Künstler | Nick Cave & The Bad Seeds | |
EP | Distant Sky – Live In Copenhagen | |
Label | Bad Seed Ltd. | |
Erscheinungsjahr | 2018 | |
Bewertung |
Begeisterte Kritiken haben Nick Cave & The Bad Seeds für ihre mittlerweile abgeschlossene Welttournee zum Album Skeleton Tree erhalten. Vielleicht ist es das dadurch bestätigte eigene Gefühl, gerade gut in Form zu sein, das hinter der Idee steckt, einen kleinen Ausschnitt daraus jetzt auch als Tonträger (limitiertes Vinyl und Download) zu veröffentlichen. Die EP Distant Sky enthält vier Lieder vom Konzert aus der Royal Arena in Kopenhagen aus dem Oktober 2017. Es ist eine knappe halbe Stunde, aber sie könnte kaum intensiver sein: Man hört, und zwar in jedem Lied, förmlich das Handtuch, das Nick Cave am Ende eines Songs braucht und das dann auch auf dem EP-Cover sein Gesicht bedeckt.
Jubilee Street eröffnet den Reigen. Klavier, Gitarre und Bass sind zu Beginn vor allem darauf aus, möglichst viel Raum für Nick Caves Stimme zu lassen, die nach der ersten Strophe dann auch gleich einen Jauchzer aus dem Publikum erntet. Dieses Gefühl unfassbaren Glücks, den Meister leibhaftig erleben zu können, wird selbst in einem so kurzen Ausschnitt des Konzerts immer wieder spürbar. Dass eine Show von Nick Cave für so viele im Saal ein so besonderer Abend werden soll, egal ob sie zum ersten Mal diese Erfahrung machen oder schon seit Jahrzehnten treue Fans sind, ist offenkundig – und Nick Cave, Warren Ellis, Martyn Casey, Thomas Wydler, Jim Sclavunos, George Vjestica und Larry Mullins auf der Bühne scheinen diese Entschlossenheit zu teilen.
„Yeah, I’m transforming, I’m vibrating, look at me now“, singt Cave am Ende des Lieds. Das sollte natürlich das Motto jedes aufrechten Frontmanns sein. Bei der dritten Wiederholung bricht der Song aus sich selbst heraus, diese Eruption einer hörbar zerstörerischen Kraft ist nicht so sehr ein Vulkanausbruch oder Erdbeben oder Wirbelsturm, sondern gleicht einem Mexican Standoff. Das folgende Distant Sky wird ein Duett mit Elsa Torp, es erklingen zunächst nur Bass, Vibraphone und die beiden Stimmen. „Let us go now, my only companion / set out for the distant sky“, lautet der Aufruf darin.
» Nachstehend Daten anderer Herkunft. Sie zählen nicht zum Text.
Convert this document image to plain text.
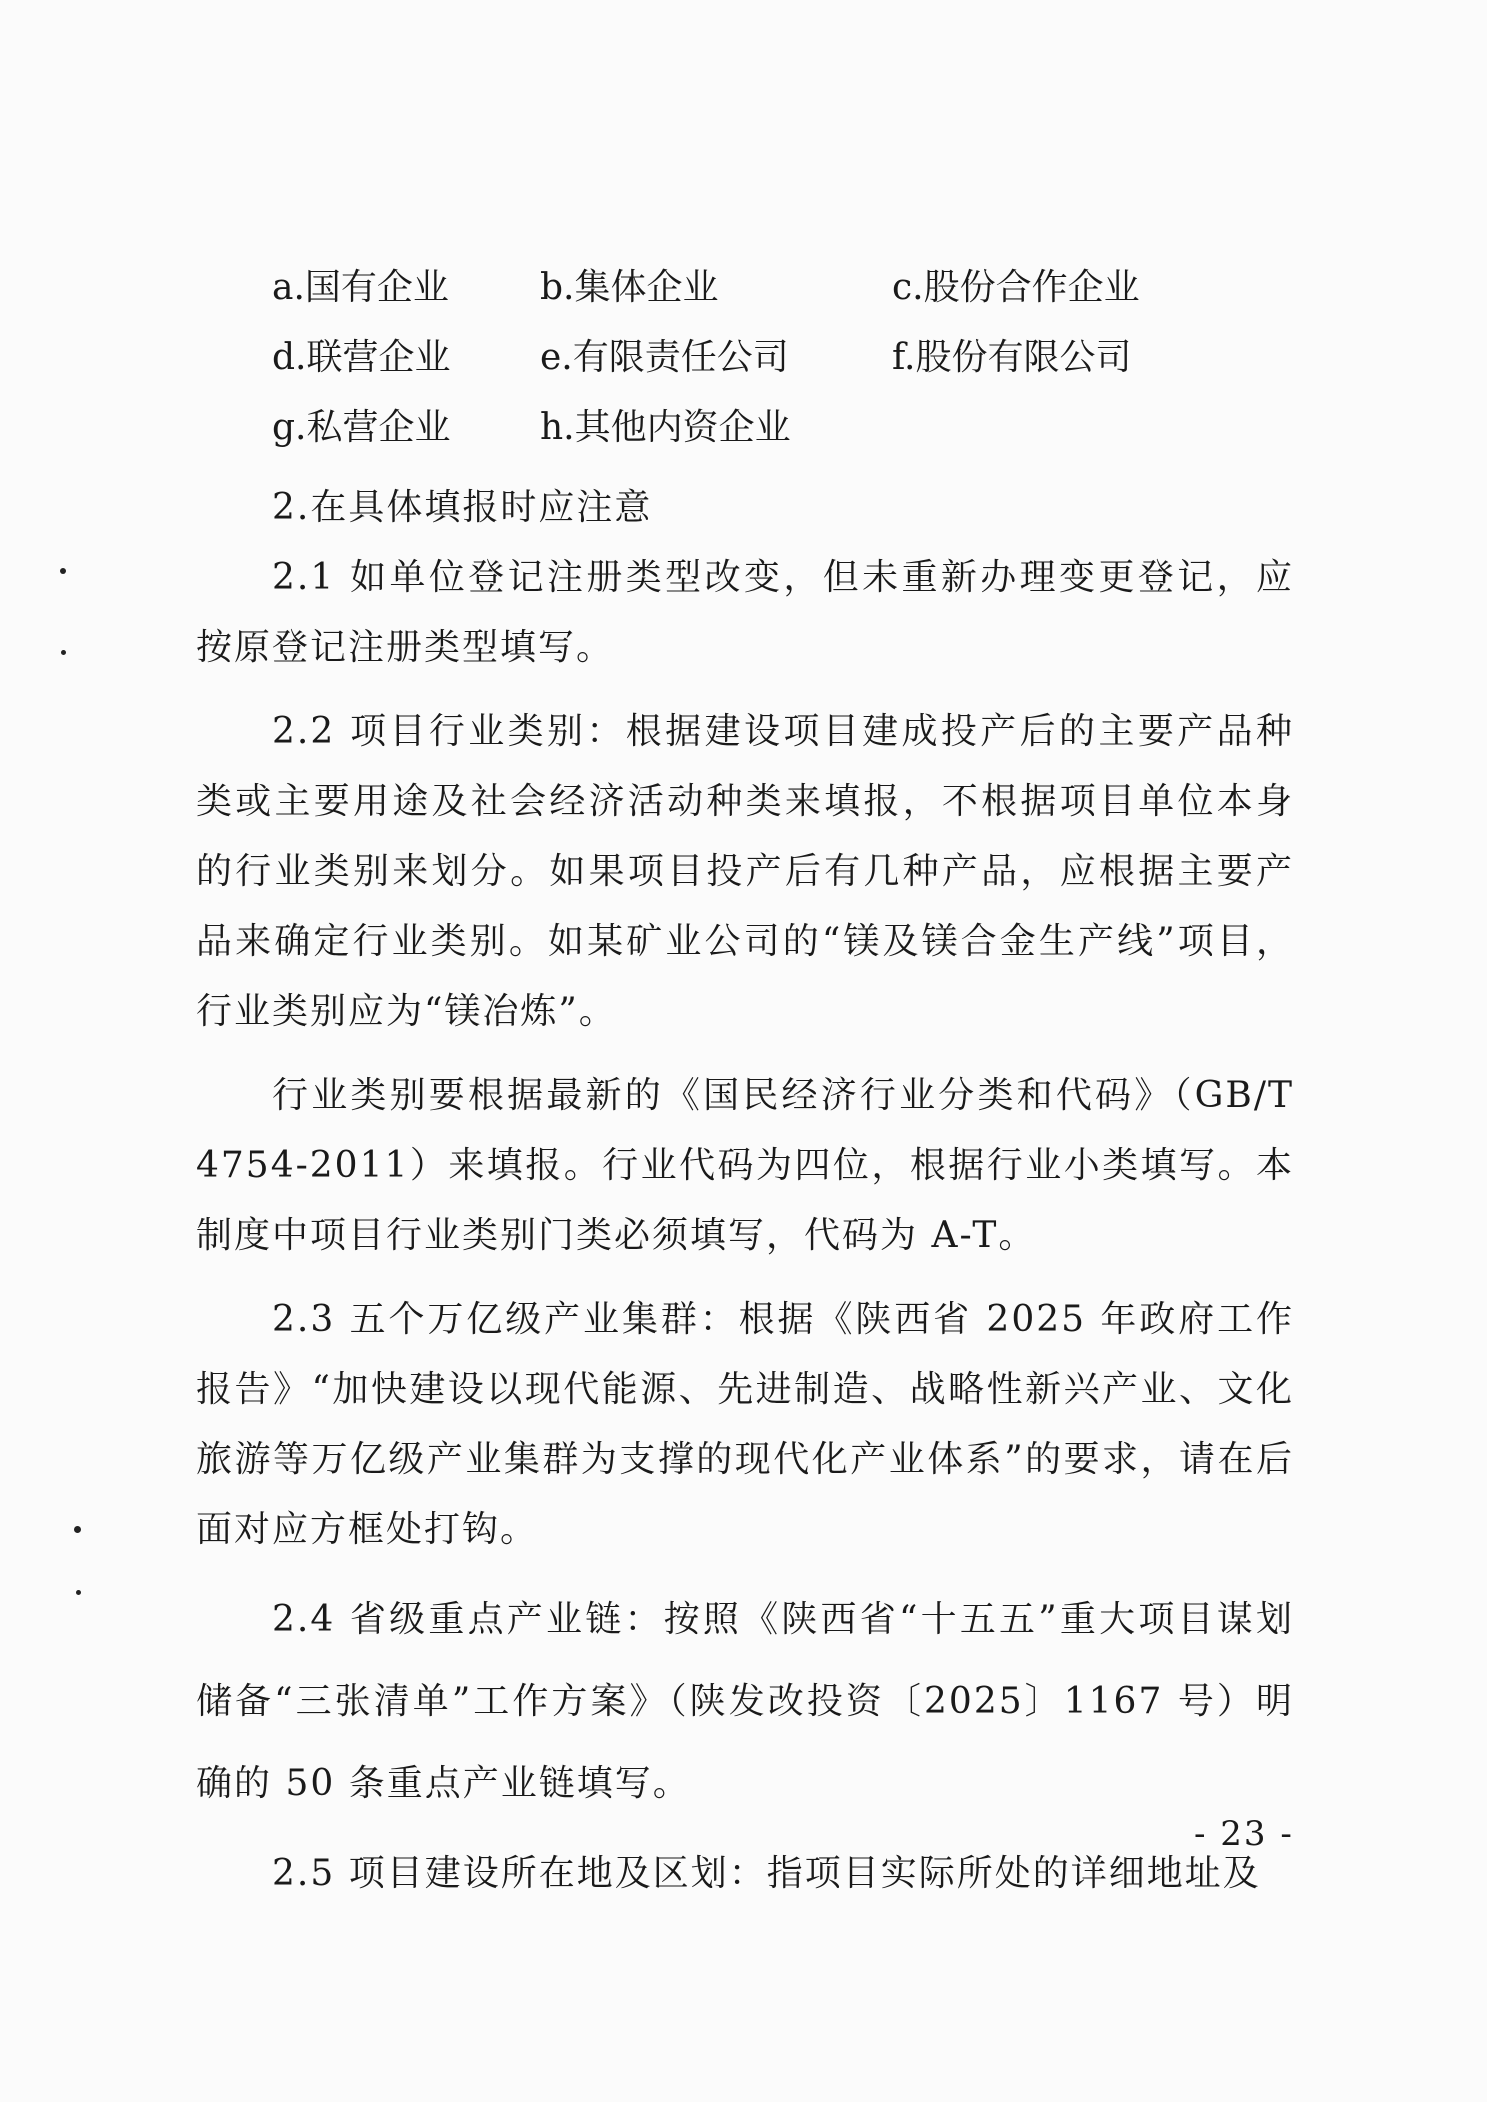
a.国有企业	b.集体企业	c.股份合作企业
d.联营企业 e.有限责任公司	f.股份有限公司
g.私营企业 h.其他内资企业

2.在具体填报时应注意

2.1 如单位登记注册类型改变，但未重新办理变更登记，应按原登记注册类型填写。

2.2 项目行业类别：根据建设项目建成投产后的主要产品种类或主要用途及社会经济活动种类来填报，不根据项目单位本身的行业类别来划分。如果项目投产后有几种产品，应根据主要产品来确定行业类别。如某矿业公司的“镁及镁合金生产线”项目，行业类别应为“镁冶炼”。

行业类别要根据最新的《国民经济行业分类和代码》（GB/T 4754-2011）来填报。行业代码为四位，根据行业小类填写。本制度中项目行业类别门类必须填写，代码为 A-T。

2.3 五个万亿级产业集群：根据《陕西省 2025 年政府工作报告》“加快建设以现代能源、先进制造、战略性新兴产业、文化旅游等万亿级产业集群为支撑的现代化产业体系”的要求，请在后面对应方框处打钩。

2.4 省级重点产业链：按照《陕西省“十五五”重大项目谋划储备“三张清单”工作方案》（陕发改投资〔2025〕1167 号）明确的 50 条重点产业链填写。

2.5 项目建设所在地及区划：指项目实际所处的详细地址及

- 23 -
Die Sopranistin klingt, als würde sie wirklich davonschweben, während Cave nicht widerwillig folgt, aber doch ahnend, dass ihn am Ziel dieses gemeinsamen Ausbruchs nichts Gutes erwartet. Noch mehr als in der Studioversion kann man hier ahnen, dass mit diesem Verschwinden vielleicht der Tod gemeint ist, das Platzmachen für die nächste Generation.
Passend zu diesem Gedanken folgt Mercy Seat. Klavier und akustische Gitarre machen den Auftakt, Bass und Schlagzeug schleichen sich dann förmlich hinein. Nach und nach straft jeder fiebrige, verzweifelte Ton die Aussage „And I’m not afraid to die“ Lügen, die der Todeskandidat, in dessen Rolle Nick Cave hier schlüpft, uns und sich selbst weismachen will. Den Abschluss von Distant Sky macht From Her To Eternity, als Titelsong des ersten Bad-Seeds-Albums ein innig geliebter Klassiker für viele Fans, auf den in Kopenhagen auch Cave unverkennbar große Lust hat: „I want to tell you about a girl, whoo“, kündigt er das Lied an. Was in den folgenden neun Minuten passiert, ist wie eine Zusammenfassung des Talents dieser Band, ebenso wie die Quintessenz eines Rockkonzerts: Spannung, Spektakel, Theater. Es ist hörbar Inszenierung und hat doch eine Intensität, die auf eine Verbindung zu etwas verweist, das echt, schmerzhaft, wahr und persönlich ist. Famos.